Ebahie par cette révélation, Irène se tait.

» Le couple s’en va, tandis que rassuré, je m’étale au soleil printanier. « Bon allez d’accord ! Je vous le fais, à moitié prix, mais c’est bien parce que c’est vous. Parce que, belle comme vous êtes, il est fait pour vous. Tenez regardez, il vous attend.
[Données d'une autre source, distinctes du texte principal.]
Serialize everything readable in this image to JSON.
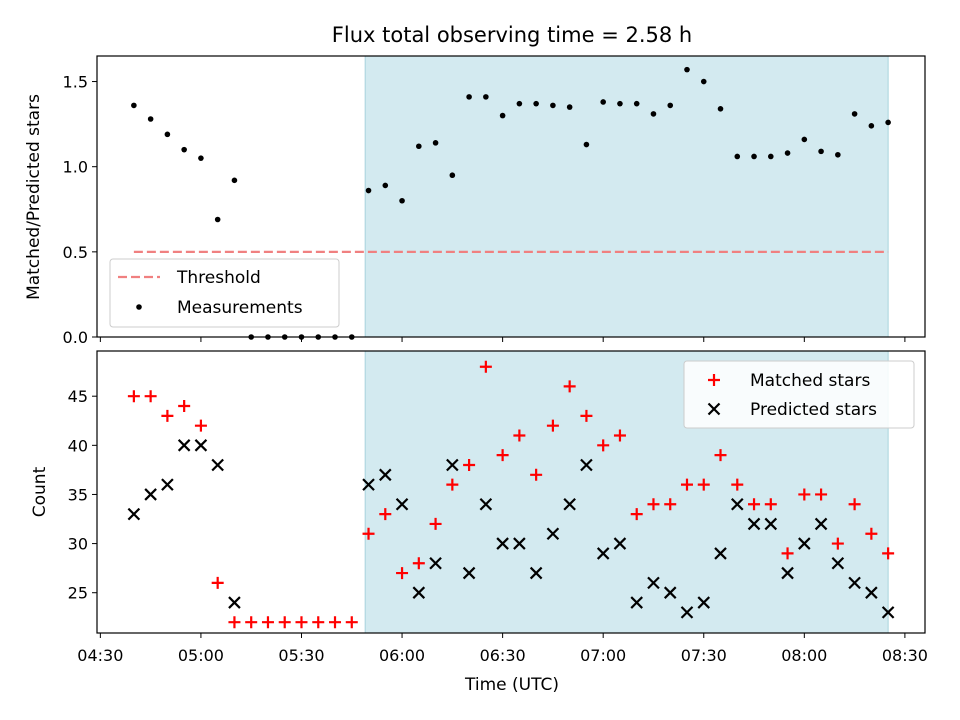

Moi, il faut que je m’en débarrasse avant l’été » Mais de qui parle-t-on là ? J’ouvre les yeux, une robe de soie rouge, un parfum d’ylang-ylang et cette main reconnue sur mes cuivres. Nous nous sommes choisis tous les deux.

» Carmen Lahorie, c’est son nom. Elle vient d’aménager rue Pernety. La chambre est grande, elle s’ouvre vers le sud sur un jardin. Par la fenêtre, j’assiste au spectacle du printemps et le soir dans l’intimité, je retrouve l’odeur d’ylang-ylang, la robe rouge posée sur mon pied de lit. Sur mes cuivres lustrés, dans la lumière tamisée, la soie rouge de la robe, les dentelles noires de ses sous vêtements et les bas résilles autour de mes porcelaines blanches, on dirait une lithographie de Toulouse Lautrec.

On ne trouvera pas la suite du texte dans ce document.